Mais quid de l'autorité au sein de l'entreprise ? Quelles formes prend-elle aujourd'hui dans un vécu entrepreneurial et quelles sont les adaptations structurelles inhérentes à l'évolution de cette notion ?
J'estime indispensable aujourd'hui d'envisager la notion d'autorité au sein de l'entreprise à la lumière de mon expérience tout autant que selon les grands axes définis précédemment.
Une certitude : l'autorité doit être légitime et refléter la société actuelle en quête de perfectibilité démocratique.
Cependant, cette ère de négociations où la hiérarchie perdure mais n'impose plus ses décisions arbitrairement est de plus en plus souvent cause de dysfonctionnements graves.
Les rapports d'autorité sont inévitables et surtout souhaitables lorsqu'ils régissent avec efficacité l'entreprise.
Notre Modernité a inventé une nouvelle expression de l'autorité, selon le modèle dit « rationnel négocié » fourni par la compétence des différents acteurs. Que l'on ne se méprenne pas : que le savoir soit, de nos jours, partagé est un progrès précieux. Je prends pour un bienfait que des « subordonnés » puissent ainsi faire preuve d'une envergure qui, autrefois, n'aurait pas été tolérée.
Mais l'expérience de terrain m'impose une réalité bien loin de cet idéal de fonctionnement négociateur. Cette individualisation entraîne de fait trop souvent des effets pervers fatals. A trop morceler l'autorité, on risque une perte identitaire et une dilution du sens.
L'autorité doit être la colonne vertébrale de l'entreprise, elle doit en assurer les valeurs profondes, les rites et l'ordre. L'esprit de négociation, bénéfique lorsqu'il est encadré, ne doit pas aboutir à une mosaïque intentionnelle et contestataire.
Rappelons-le, le pouvoir ne peut être partagé par tous au risque du chaos et de la paralysie.
Lorsque l'autorité fait défaut dans une entreprise, le développement s'en trouve grippé, la stagnation s'installe et annule tous les projets. Des créations de baronnies et l'émergence de courants contradictoires gèlent le mouvement et peuvent même instaurer un recul. Ce morcellement du pouvoir, corrélaire d'une perte de cohésion du groupe, favorise des réseaux claniques stériles. Bref, l'intérêt supérieur et la convergence vers un but idéal sont anéantis.

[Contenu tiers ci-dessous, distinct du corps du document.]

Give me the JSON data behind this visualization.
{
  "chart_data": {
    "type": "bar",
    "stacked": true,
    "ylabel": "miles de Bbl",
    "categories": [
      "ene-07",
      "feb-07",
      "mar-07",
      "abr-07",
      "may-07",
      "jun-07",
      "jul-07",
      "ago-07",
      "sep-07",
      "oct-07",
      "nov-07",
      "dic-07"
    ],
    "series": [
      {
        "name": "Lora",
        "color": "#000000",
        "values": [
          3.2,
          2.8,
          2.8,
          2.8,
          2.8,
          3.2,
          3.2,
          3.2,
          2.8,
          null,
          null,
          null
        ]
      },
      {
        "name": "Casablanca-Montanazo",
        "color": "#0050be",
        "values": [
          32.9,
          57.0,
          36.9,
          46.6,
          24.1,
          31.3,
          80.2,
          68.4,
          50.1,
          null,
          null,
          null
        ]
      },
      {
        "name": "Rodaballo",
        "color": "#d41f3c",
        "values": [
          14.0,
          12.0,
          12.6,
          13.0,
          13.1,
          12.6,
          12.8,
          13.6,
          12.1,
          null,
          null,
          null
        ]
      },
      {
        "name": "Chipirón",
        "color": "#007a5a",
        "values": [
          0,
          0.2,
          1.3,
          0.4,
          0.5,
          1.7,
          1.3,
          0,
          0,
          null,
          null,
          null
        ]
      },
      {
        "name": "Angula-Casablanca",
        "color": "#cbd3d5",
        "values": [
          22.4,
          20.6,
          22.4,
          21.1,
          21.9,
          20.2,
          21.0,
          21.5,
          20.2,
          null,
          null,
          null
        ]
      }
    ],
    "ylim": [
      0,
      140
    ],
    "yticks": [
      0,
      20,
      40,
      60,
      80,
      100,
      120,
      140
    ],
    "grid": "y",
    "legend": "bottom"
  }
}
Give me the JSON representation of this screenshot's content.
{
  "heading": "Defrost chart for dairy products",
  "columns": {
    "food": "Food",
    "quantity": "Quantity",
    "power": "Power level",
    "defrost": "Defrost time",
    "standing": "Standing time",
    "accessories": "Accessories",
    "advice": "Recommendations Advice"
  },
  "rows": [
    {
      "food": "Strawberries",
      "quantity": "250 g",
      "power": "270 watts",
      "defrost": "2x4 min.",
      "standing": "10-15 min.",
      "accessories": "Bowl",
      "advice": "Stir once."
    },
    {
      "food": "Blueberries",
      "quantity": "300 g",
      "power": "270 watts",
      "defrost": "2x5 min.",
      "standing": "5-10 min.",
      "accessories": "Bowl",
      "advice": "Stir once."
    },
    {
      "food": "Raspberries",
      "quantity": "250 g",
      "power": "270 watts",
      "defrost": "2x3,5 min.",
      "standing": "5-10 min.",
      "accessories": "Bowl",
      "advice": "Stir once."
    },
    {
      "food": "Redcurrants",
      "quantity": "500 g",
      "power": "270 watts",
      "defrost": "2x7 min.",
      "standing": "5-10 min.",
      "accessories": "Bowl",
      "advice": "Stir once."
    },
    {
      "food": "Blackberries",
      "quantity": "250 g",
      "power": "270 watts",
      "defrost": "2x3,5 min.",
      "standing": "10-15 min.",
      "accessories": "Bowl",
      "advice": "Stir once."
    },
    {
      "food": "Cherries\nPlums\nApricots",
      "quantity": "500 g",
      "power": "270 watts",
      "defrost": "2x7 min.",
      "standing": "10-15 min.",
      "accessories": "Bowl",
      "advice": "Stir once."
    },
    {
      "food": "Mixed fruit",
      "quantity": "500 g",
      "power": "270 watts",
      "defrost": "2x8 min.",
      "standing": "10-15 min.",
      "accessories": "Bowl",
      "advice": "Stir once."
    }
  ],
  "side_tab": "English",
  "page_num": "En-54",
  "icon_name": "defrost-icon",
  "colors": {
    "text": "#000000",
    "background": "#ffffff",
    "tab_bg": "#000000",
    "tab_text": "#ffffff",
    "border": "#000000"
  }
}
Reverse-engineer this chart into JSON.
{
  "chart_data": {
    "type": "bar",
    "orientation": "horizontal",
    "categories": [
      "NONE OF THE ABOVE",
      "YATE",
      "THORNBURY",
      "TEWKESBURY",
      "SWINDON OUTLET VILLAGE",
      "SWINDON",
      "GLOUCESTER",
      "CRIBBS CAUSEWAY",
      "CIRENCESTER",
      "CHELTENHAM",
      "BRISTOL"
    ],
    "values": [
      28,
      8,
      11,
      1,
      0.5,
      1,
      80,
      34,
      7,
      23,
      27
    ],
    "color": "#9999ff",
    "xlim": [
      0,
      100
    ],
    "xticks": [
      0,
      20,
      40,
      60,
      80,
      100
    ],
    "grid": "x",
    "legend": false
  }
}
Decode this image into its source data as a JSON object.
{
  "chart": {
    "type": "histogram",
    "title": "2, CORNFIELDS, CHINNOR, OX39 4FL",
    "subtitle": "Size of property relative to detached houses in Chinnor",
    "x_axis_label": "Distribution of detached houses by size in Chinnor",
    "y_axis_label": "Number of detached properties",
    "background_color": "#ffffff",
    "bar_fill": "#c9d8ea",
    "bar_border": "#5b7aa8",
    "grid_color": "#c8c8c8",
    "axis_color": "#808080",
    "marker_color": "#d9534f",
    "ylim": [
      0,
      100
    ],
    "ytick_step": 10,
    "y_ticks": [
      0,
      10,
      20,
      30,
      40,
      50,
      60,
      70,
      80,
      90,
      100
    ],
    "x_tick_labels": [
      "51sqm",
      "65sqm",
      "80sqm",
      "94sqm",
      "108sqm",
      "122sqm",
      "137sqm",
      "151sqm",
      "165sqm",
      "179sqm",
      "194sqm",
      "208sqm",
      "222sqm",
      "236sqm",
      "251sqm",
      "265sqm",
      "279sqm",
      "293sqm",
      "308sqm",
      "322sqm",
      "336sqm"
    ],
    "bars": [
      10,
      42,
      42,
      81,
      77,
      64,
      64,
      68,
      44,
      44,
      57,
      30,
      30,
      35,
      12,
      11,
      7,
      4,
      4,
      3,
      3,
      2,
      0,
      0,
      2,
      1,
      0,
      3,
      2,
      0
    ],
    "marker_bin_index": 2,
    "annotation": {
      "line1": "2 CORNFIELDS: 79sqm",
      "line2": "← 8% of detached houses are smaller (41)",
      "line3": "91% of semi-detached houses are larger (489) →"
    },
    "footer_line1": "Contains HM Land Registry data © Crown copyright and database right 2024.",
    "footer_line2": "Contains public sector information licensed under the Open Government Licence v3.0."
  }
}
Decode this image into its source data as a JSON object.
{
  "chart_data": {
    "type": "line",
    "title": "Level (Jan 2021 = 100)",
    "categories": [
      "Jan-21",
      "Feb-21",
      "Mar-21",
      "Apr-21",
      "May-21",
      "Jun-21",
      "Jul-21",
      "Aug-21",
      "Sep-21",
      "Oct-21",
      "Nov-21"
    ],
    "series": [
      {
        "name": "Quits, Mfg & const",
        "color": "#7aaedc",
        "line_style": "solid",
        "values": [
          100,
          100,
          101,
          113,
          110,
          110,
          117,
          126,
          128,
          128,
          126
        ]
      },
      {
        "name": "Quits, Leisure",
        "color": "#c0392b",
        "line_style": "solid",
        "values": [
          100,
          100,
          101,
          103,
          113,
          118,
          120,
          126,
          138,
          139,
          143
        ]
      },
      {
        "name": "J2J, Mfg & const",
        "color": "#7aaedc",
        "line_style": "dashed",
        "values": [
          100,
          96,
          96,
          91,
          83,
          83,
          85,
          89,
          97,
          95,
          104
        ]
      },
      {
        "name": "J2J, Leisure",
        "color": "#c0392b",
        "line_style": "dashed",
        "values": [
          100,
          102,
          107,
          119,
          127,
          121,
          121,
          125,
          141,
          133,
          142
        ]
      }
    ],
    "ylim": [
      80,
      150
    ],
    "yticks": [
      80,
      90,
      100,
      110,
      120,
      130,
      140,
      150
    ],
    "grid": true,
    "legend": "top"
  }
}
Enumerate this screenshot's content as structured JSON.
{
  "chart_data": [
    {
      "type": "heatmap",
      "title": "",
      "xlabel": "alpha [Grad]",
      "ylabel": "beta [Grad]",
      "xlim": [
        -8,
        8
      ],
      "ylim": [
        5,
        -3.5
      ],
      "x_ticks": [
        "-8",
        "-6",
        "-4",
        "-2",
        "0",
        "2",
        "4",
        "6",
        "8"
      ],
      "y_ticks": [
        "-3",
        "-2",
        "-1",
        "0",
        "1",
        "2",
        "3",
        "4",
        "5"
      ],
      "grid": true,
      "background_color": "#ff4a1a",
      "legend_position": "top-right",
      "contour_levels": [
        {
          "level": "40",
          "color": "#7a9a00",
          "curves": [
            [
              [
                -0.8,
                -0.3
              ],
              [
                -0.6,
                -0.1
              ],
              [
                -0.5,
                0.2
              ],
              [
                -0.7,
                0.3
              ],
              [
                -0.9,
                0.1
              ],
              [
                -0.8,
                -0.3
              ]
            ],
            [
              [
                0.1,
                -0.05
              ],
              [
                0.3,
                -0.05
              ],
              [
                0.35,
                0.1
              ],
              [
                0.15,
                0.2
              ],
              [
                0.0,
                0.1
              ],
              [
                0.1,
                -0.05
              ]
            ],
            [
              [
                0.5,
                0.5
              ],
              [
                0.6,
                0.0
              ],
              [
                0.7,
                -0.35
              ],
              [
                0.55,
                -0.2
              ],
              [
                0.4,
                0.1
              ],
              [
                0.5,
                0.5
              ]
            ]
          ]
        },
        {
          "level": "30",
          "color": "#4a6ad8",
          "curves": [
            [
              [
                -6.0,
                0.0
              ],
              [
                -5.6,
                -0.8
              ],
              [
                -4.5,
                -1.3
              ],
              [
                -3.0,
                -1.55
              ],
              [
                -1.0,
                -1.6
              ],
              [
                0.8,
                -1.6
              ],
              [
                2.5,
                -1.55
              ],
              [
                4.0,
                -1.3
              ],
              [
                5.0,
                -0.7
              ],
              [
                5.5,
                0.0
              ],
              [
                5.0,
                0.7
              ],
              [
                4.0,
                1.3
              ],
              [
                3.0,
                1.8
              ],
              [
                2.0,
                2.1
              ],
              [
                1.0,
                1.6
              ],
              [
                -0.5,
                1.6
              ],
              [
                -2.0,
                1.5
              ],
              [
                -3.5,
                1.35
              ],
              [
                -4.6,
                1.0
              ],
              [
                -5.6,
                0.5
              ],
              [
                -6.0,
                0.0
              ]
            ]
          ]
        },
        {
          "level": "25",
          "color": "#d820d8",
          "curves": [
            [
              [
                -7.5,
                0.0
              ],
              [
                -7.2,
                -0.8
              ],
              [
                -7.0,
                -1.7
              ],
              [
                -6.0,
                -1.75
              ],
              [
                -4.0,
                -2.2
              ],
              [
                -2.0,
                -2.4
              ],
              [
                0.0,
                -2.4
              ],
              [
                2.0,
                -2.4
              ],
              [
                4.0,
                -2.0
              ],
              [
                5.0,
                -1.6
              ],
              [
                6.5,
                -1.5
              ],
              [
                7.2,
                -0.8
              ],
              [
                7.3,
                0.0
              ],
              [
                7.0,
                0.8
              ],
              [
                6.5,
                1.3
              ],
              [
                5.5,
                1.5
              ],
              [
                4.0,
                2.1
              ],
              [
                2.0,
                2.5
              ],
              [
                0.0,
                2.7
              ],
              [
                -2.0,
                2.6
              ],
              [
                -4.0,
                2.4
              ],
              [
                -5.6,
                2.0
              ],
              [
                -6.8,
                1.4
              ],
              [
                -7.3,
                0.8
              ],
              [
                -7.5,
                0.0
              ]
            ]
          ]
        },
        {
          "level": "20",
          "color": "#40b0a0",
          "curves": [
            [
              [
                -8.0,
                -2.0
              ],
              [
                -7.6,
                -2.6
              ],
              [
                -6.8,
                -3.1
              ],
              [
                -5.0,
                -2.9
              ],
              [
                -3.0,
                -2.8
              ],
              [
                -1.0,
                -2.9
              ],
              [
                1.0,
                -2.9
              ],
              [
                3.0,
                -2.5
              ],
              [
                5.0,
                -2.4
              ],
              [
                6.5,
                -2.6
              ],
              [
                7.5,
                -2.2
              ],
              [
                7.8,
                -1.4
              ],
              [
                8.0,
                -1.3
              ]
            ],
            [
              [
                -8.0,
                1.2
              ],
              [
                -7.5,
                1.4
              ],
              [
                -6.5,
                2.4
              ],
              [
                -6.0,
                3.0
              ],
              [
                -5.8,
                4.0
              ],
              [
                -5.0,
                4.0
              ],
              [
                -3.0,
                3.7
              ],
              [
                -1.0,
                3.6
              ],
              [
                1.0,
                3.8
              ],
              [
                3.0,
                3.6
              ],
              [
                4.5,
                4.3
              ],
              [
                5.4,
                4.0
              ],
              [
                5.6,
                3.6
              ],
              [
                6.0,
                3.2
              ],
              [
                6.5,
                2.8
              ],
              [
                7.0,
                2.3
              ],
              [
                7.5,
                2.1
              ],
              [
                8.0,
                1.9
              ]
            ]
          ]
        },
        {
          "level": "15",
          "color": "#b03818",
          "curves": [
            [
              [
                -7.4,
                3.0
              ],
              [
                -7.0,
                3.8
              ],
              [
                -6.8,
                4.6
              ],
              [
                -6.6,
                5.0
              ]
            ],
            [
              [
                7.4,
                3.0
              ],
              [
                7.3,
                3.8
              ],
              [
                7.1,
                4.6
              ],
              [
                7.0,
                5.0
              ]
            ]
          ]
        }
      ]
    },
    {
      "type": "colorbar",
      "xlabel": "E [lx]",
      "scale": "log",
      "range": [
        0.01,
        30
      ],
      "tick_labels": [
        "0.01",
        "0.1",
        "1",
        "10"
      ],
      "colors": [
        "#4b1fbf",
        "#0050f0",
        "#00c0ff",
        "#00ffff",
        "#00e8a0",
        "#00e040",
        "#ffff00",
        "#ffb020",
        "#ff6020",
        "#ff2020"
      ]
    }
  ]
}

Théoriquement, le fait de favoriser la négociation vers une nouvelle forme d'autorité est, à mon sens, un véritable progrès.
Il ne faut cependant pas perdre de vue que, dans une logique entrepreneuriale, le cadre si souple soit-il ne doit pas oublier les fondements constructifs de l'autorité. Une unité doit être définie, tant dans le groupe que dans l'identité de l'entreprise.
Un message clair doit être énoncé et érigé en règle de conduite.
Le manque d'autorité, on le sait, peut mener une entreprise à sa perte pure et simple.
Rétablir et entretenir une forme d'autorité éclairée, naturelle, légitime et concertée est plus qu'une possibilité. C'est une nécessité qui, loin d'être rétrograde, consolide au contraire la structure de l'entreprise et lui permet de se projeter.
L'autorité devient, dans ces perspectives, un gage d'ouverture et de performance.